Een kerstfeestje in mineur dat wel. Donderdagnacht voelde ik het één en ander rommelen in mijn maag- en darmstelsel. Misschien zat de sushi die ik donderdagavond nuttigde met de onvolprezen Lime er voor iets tussen of misschien had het virus dat mijn vriend vorig weekend geveld had en waaraan ik dacht ontsnapt te zijn dan toch fijntjes wraak genomen. Feit is dat ik me vrijdagochtend op de allerlaatste werkdag van het jaar behoorlijk slapjes voelde.
Slechte timing, want we zouden met mijn team ‘s middags ‘s avonds iets gaan eten en in de namiddag stond er een drink met de ganse afdeling op het programma om te klinken op de goede afloop van heel wat heikele dossiers. Ik voelde me behoorlijk mottig, maar raapte mezelf motiliumgewijs bijeen om toch de laatste dag en de laatste loodjes op enigszins aanvaardbare manier door te komen.

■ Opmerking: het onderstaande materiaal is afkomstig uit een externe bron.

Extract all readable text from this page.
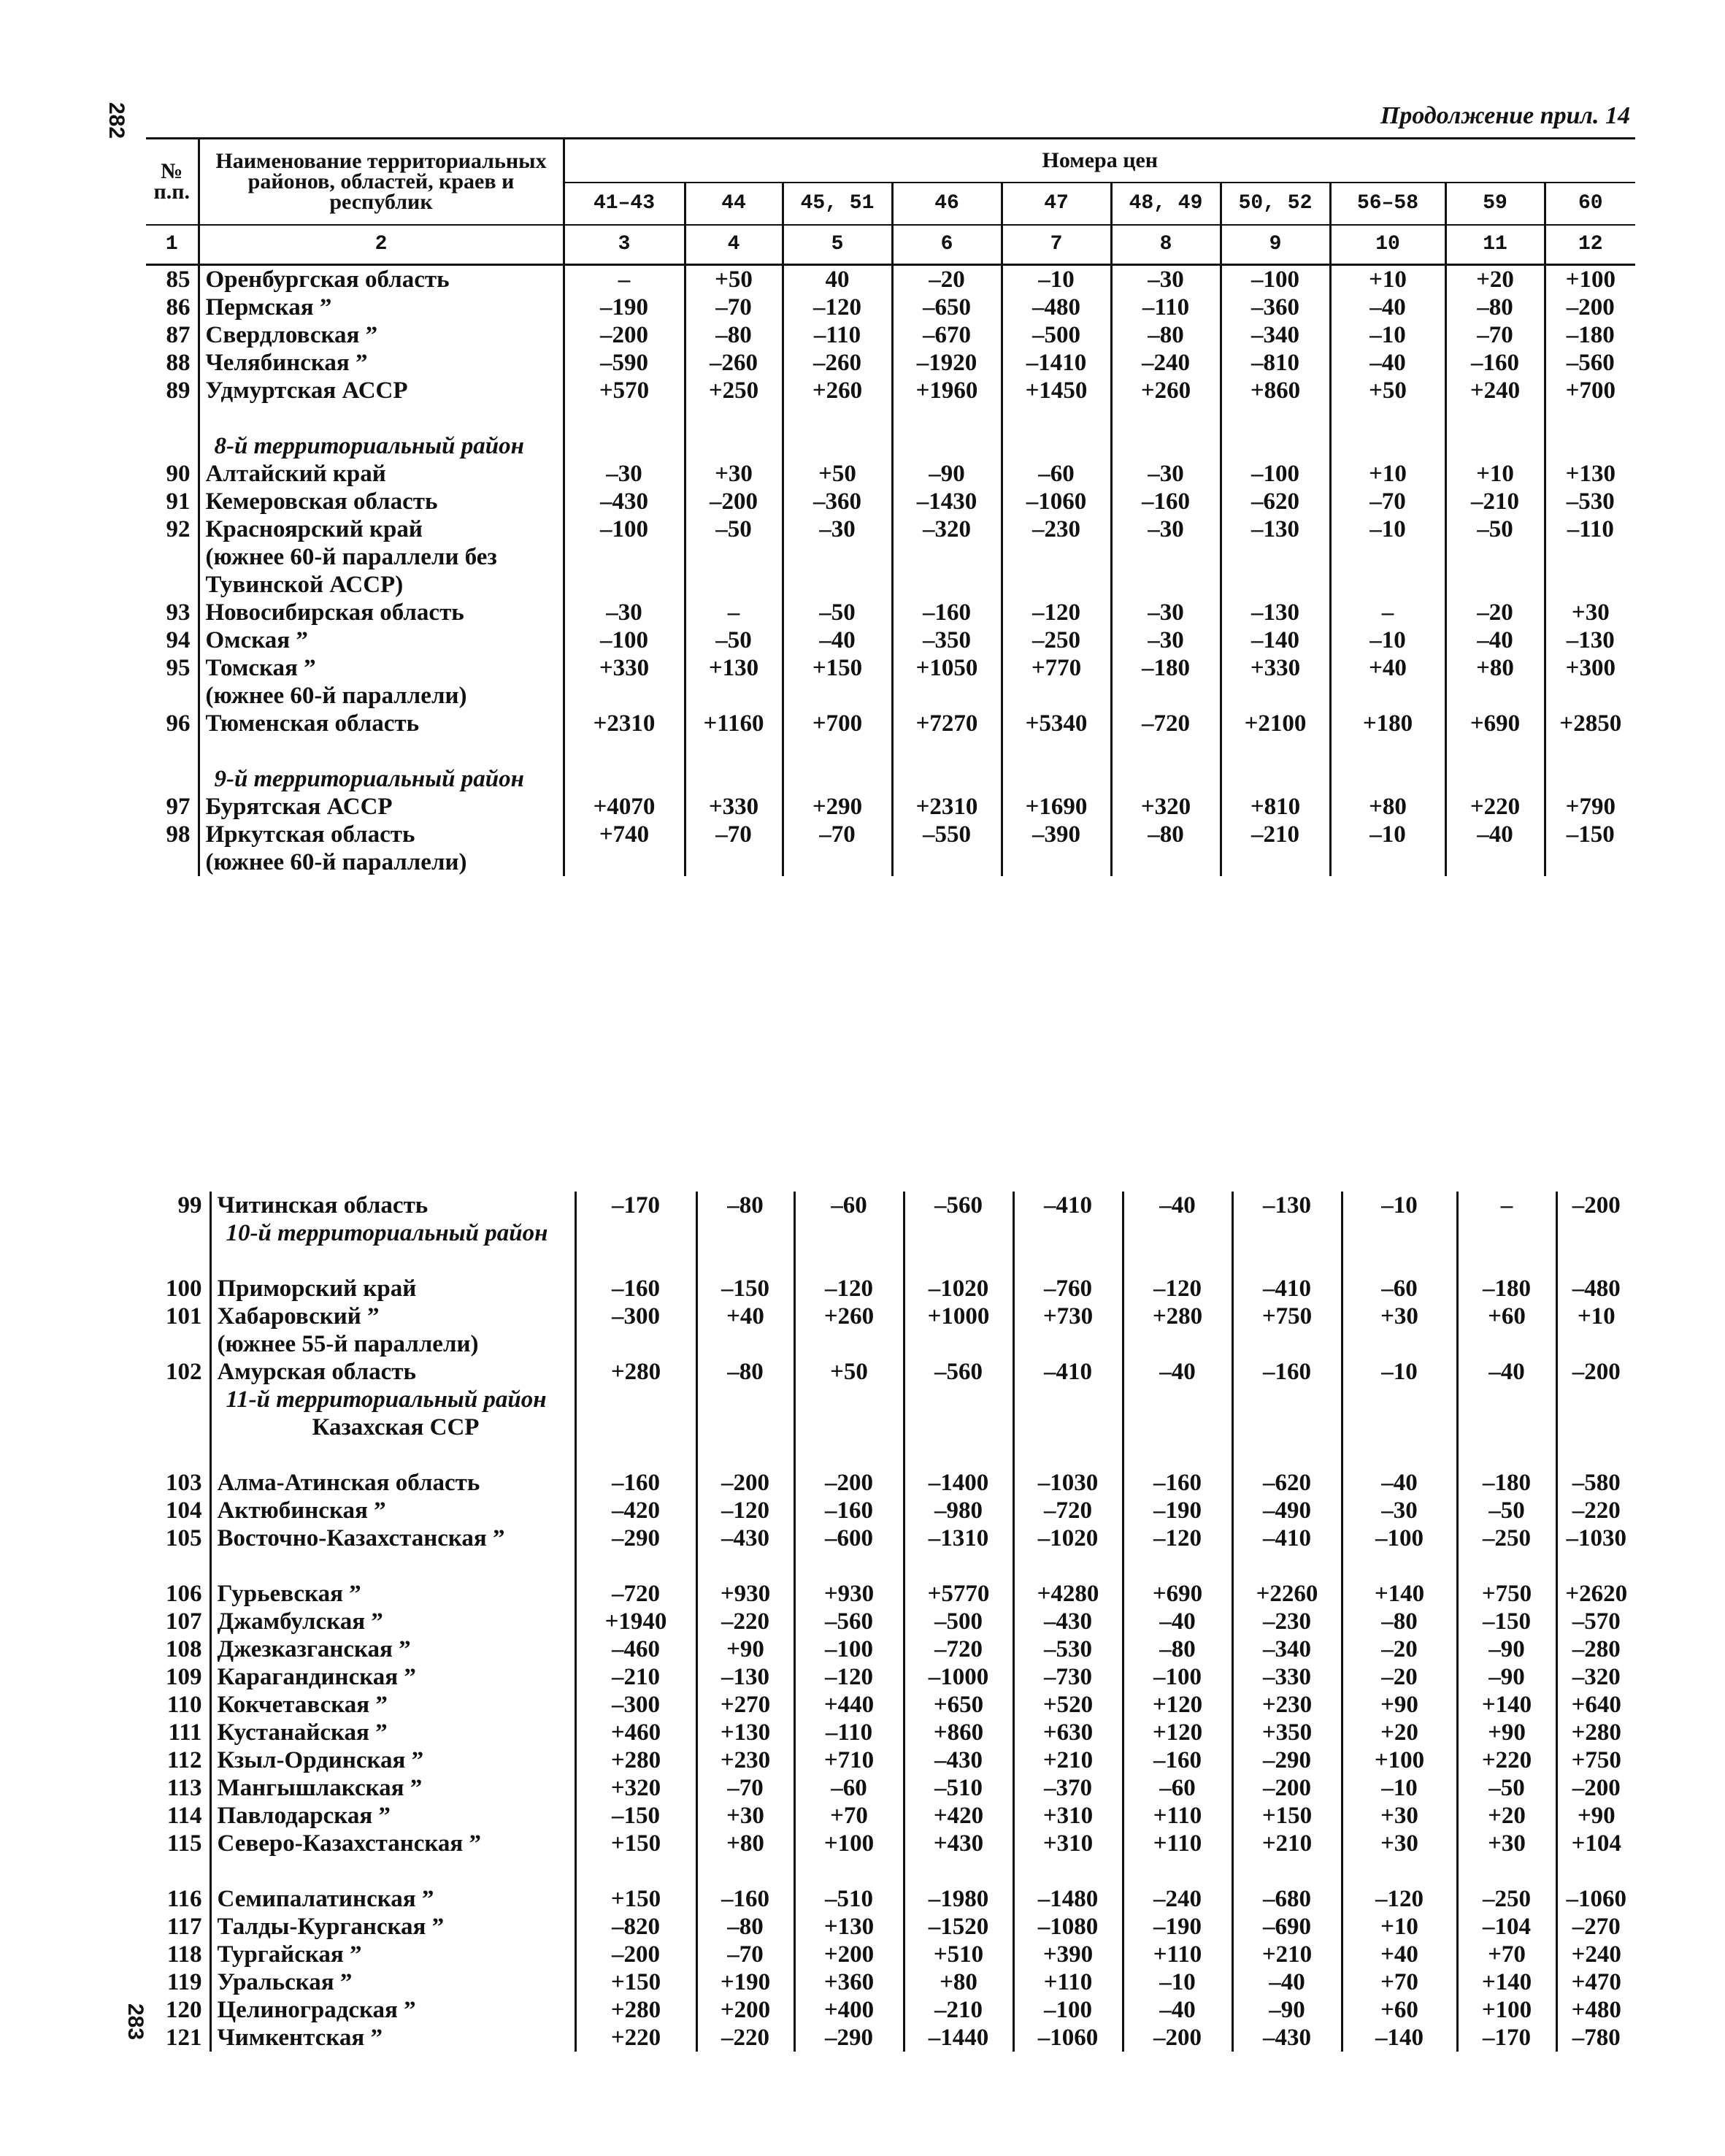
282
283
Продолжение прил. 14
№ п.п.	Наименование территориальных районов, областей, краев и республик	Номера цен									
		41–43	44	45, 51	46	47	48, 49	50, 52	56–58	59	60
1	2	3	4	5	6	7	8	9	10	11	12
85	Оренбургская область	–	+50	40	–20	–10	–30	–100	+10	+20	+100
86	Пермская ”	–190	–70	–120	–650	–480	–110	–360	–40	–80	–200
87	Свердловская ”	–200	–80	–110	–670	–500	–80	–340	–10	–70	–180
88	Челябинская ”	–590	–260	–260	–1920	–1410	–240	–810	–40	–160	–560
89	Удмуртская АССР	+570	+250	+260	+1960	+1450	+260	+860	+50	+240	+700

	8-й территориальный район										
90	Алтайский край	–30	+30	+50	–90	–60	–30	–100	+10	+10	+130
91	Кемеровская область	–430	–200	–360	–1430	–1060	–160	–620	–70	–210	–530
92	Красноярский край	–100	–50	–30	–320	–230	–30	–130	–10	–50	–110
	(южнее 60-й параллели без										
	Тувинской АССР)										
93	Новосибирская область	–30	–	–50	–160	–120	–30	–130	–	–20	+30
94	Омская ”	–100	–50	–40	–350	–250	–30	–140	–10	–40	–130
95	Томская ”	+330	+130	+150	+1050	+770	–180	+330	+40	+80	+300
	(южнее 60-й параллели)										
96	Тюменская область	+2310	+1160	+700	+7270	+5340	–720	+2100	+180	+690	+2850

	9-й территориальный район										
97	Бурятская АССР	+4070	+330	+290	+2310	+1690	+320	+810	+80	+220	+790
98	Иркутская область	+740	–70	–70	–550	–390	–80	–210	–10	–40	–150
	(южнее 60-й параллели)										
99	Читинская область	–170	–80	–60	–560	–410	–40	–130	–10	–	–200
	10-й территориальный район										

100	Приморский край	–160	–150	–120	–1020	–760	–120	–410	–60	–180	–480
101	Хабаровский ”	–300	+40	+260	+1000	+730	+280	+750	+30	+60	+10
	(южнее 55-й параллели)										
102	Амурская область	+280	–80	+50	–560	–410	–40	–160	–10	–40	–200
	11-й территориальный район										
	Казахская ССР										

103	Алма-Атинская область	–160	–200	–200	–1400	–1030	–160	–620	–40	–180	–580
104	Актюбинская ”	–420	–120	–160	–980	–720	–190	–490	–30	–50	–220
105	Восточно-Казахстанская ”	–290	–430	–600	–1310	–1020	–120	–410	–100	–250	–1030

106	Гурьевская ”	–720	+930	+930	+5770	+4280	+690	+2260	+140	+750	+2620
107	Джамбулская ”	+1940	–220	–560	–500	–430	–40	–230	–80	–150	–570
108	Джезказганская ”	–460	+90	–100	–720	–530	–80	–340	–20	–90	–280
109	Карагандинская ”	–210	–130	–120	–1000	–730	–100	–330	–20	–90	–320
110	Кокчетавская ”	–300	+270	+440	+650	+520	+120	+230	+90	+140	+640
111	Кустанайская ”	+460	+130	–110	+860	+630	+120	+350	+20	+90	+280
112	Кзыл-Ординская ”	+280	+230	+710	–430	+210	–160	–290	+100	+220	+750
113	Мангышлакская ”	+320	–70	–60	–510	–370	–60	–200	–10	–50	–200
114	Павлодарская ”	–150	+30	+70	+420	+310	+110	+150	+30	+20	+90
115	Северо-Казахстанская ”	+150	+80	+100	+430	+310	+110	+210	+30	+30	+104

116	Семипалатинская ”	+150	–160	–510	–1980	–1480	–240	–680	–120	–250	–1060
117	Талды-Курганская ”	–820	–80	+130	–1520	–1080	–190	–690	+10	–104	–270
118	Тургайская ”	–200	–70	+200	+510	+390	+110	+210	+40	+70	+240
119	Уральская ”	+150	+190	+360	+80	+110	–10	–40	+70	+140	+470
120	Целиноградская ”	+280	+200	+400	–210	–100	–40	–90	+60	+100	+480
121	Чимкентская ”	+220	–220	–290	–1440	–1060	–200	–430	–140	–170	–780
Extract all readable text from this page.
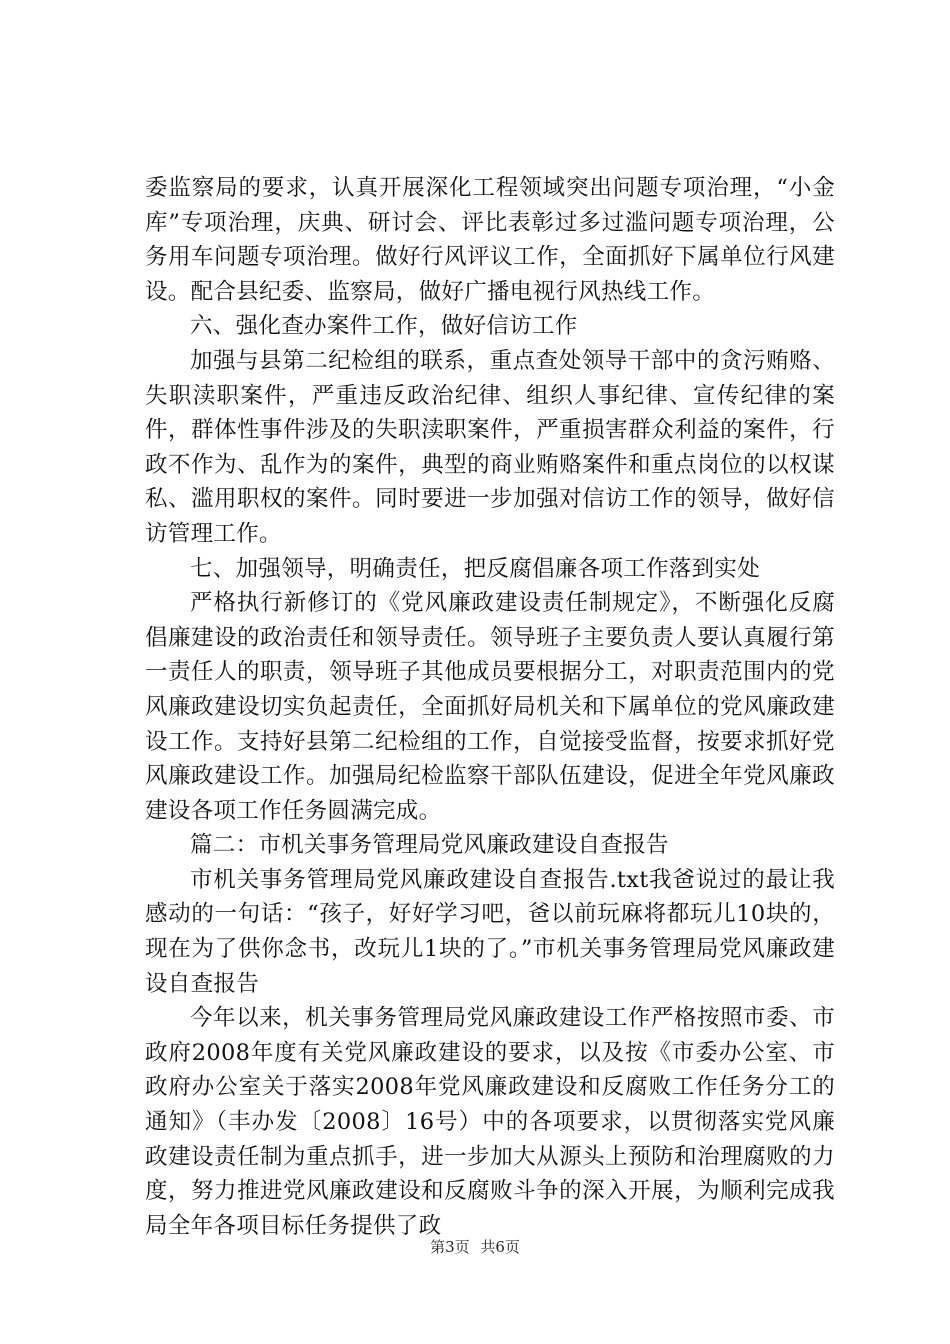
委监察局的要求，认真开展深化工程领域突出问题专项治理，“小金库”专项治理，庆典、研讨会、评比表彰过多过滥问题专项治理，公务用车问题专项治理。做好行风评议工作，全面抓好下属单位行风建设。配合县纪委、监察局，做好广播电视行风热线工作。

六、强化查办案件工作，做好信访工作

加强与县第二纪检组的联系，重点查处领导干部中的贪污贿赂、失职渎职案件，严重违反政治纪律、组织人事纪律、宣传纪律的案件，群体性事件涉及的失职渎职案件，严重损害群众利益的案件，行政不作为、乱作为的案件，典型的商业贿赂案件和重点岗位的以权谋私、滥用职权的案件。同时要进一步加强对信访工作的领导，做好信访管理工作。

七、加强领导，明确责任，把反腐倡廉各项工作落到实处

严格执行新修订的《党风廉政建设责任制规定》，不断强化反腐倡廉建设的政治责任和领导责任。领导班子主要负责人要认真履行第一责任人的职责，领导班子其他成员要根据分工，对职责范围内的党风廉政建设切实负起责任，全面抓好局机关和下属单位的党风廉政建设工作。支持好县第二纪检组的工作，自觉接受监督，按要求抓好党风廉政建设工作。加强局纪检监察干部队伍建设，促进全年党风廉政建设各项工作任务圆满完成。

篇二：市机关事务管理局党风廉政建设自查报告

市机关事务管理局党风廉政建设自查报告.txt我爸说过的最让我感动的一句话：“孩子，好好学习吧，爸以前玩麻将都玩儿10块的，现在为了供你念书，改玩儿1块的了。”市机关事务管理局党风廉政建设自查报告

今年以来，机关事务管理局党风廉政建设工作严格按照市委、市政府2008年度有关党风廉政建设的要求，以及按《市委办公室、市政府办公室关于落实2008年党风廉政建设和反腐败工作任务分工的通知》（丰办发〔2008〕16号）中的各项要求，以贯彻落实党风廉政建设责任制为重点抓手，进一步加大从源头上预防和治理腐败的力度，努力推进党风廉政建设和反腐败斗争的深入开展，为顺利完成我局全年各项目标任务提供了政

第3页 共6页
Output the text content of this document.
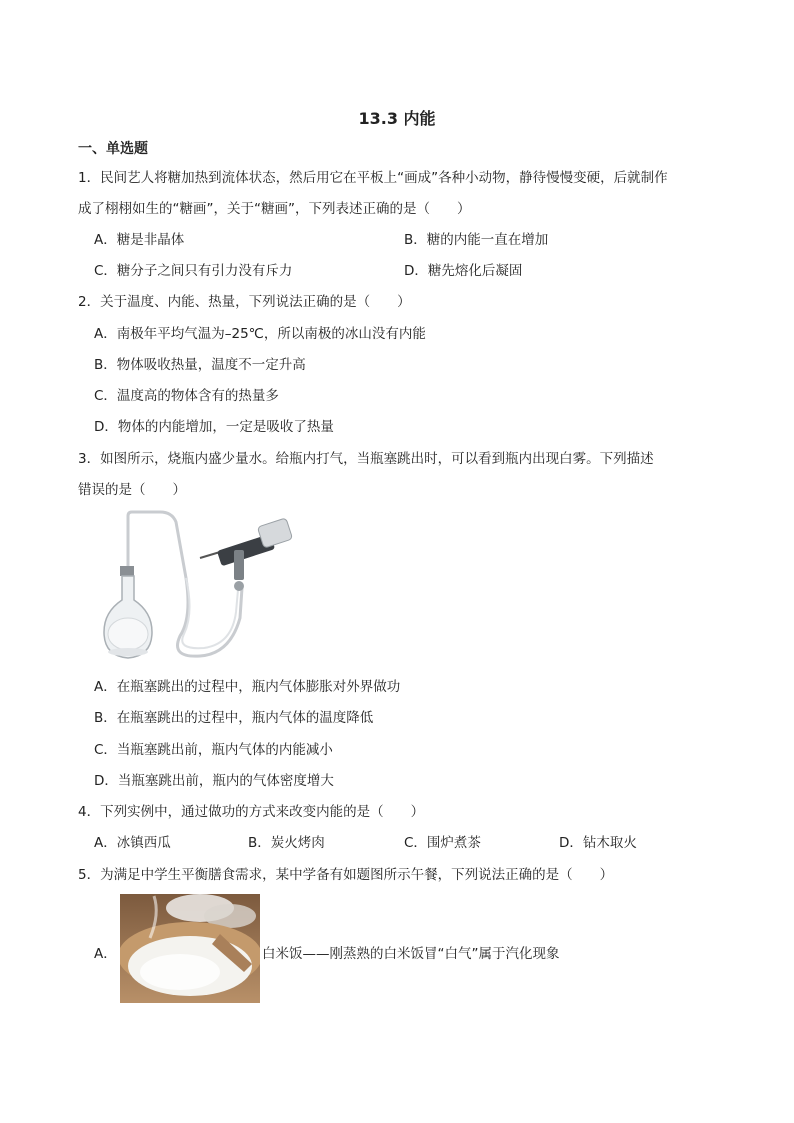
13.3 内能
一、单选题
1．民间艺人将糖加热到流体状态，然后用它在平板上“画成”各种小动物，静待慢慢变硬，后就制作
成了栩栩如生的“糖画”，关于“糖画”，下列表述正确的是（　　）
A．糖是非晶体	B．糖的内能一直在增加
C．糖分子之间只有引力没有斥力	D．糖先熔化后凝固
2．关于温度、内能、热量，下列说法正确的是（　　）
A．南极年平均气温为–25℃，所以南极的冰山没有内能
B．物体吸收热量，温度不一定升高
C．温度高的物体含有的热量多
D．物体的内能增加，一定是吸收了热量
3．如图所示，烧瓶内盛少量水。给瓶内打气，当瓶塞跳出时，可以看到瓶内出现白雾。下列描述
错误的是（　　）
A．在瓶塞跳出的过程中，瓶内气体膨胀对外界做功
B．在瓶塞跳出的过程中，瓶内气体的温度降低
C．当瓶塞跳出前，瓶内气体的内能减小
D．当瓶塞跳出前，瓶内的气体密度增大
4．下列实例中，通过做功的方式来改变内能的是（　　）
A．冰镇西瓜	B．炭火烤肉	C．围炉煮茶	D．钻木取火
5．为满足中学生平衡膳食需求，某中学备有如题图所示午餐，下列说法正确的是（　　）
A．	白米饭——刚蒸熟的白米饭冒“白气”属于汽化现象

Zolang ik niets at, ging het wel, maar ik zag met lichte vrees het middagmaal in Viva M’Boma, gekend om zijn orgaanvlees, tegemoet. Orgaanvlees en een gestoord maag- en darmstelsel zijn niet meteen de ideale combinatie. Dus koos ik voor het enige min of meer makkelijk verteerbare gerecht op de kaart: waterzooi, terwijl mijn collega’s gingen voor varkenspoot, kalfszwezeriken, stoemp en lever. Ik had gehoopt dat er soep op het menu zou staan, maar helaas.
Met wat moeite wurmde ik wat stukjes kip met saus binnen. De rauwe groentjes liet ik voor wat ze waren. En ik meende het beest min of meer zonder kleerscheuren overwonnen te hebben door veel water te drinken tijdens het eten. IJdele hoop, uiteraard, want wat later in de namiddag kwam alles er weer uit. Doodzonde.
Op de kerstdrink hield ik het dus noodgedwongen bij water en een klein beetje cola zonder prik en keek ik met afgunst naar de gezonde mensen die gezellig van een glaasje cava of wijn nipten.
Spijtig dat ik het succesvol afsluiten van een behoorlijk intens werkjaar niet ten volle heb kunnen vieren, maar aan de andere kant ben ik wel blij dat ik toch ben gaan werken. Het jaar zou anders voor mij met een valse noot geëindigd zijn.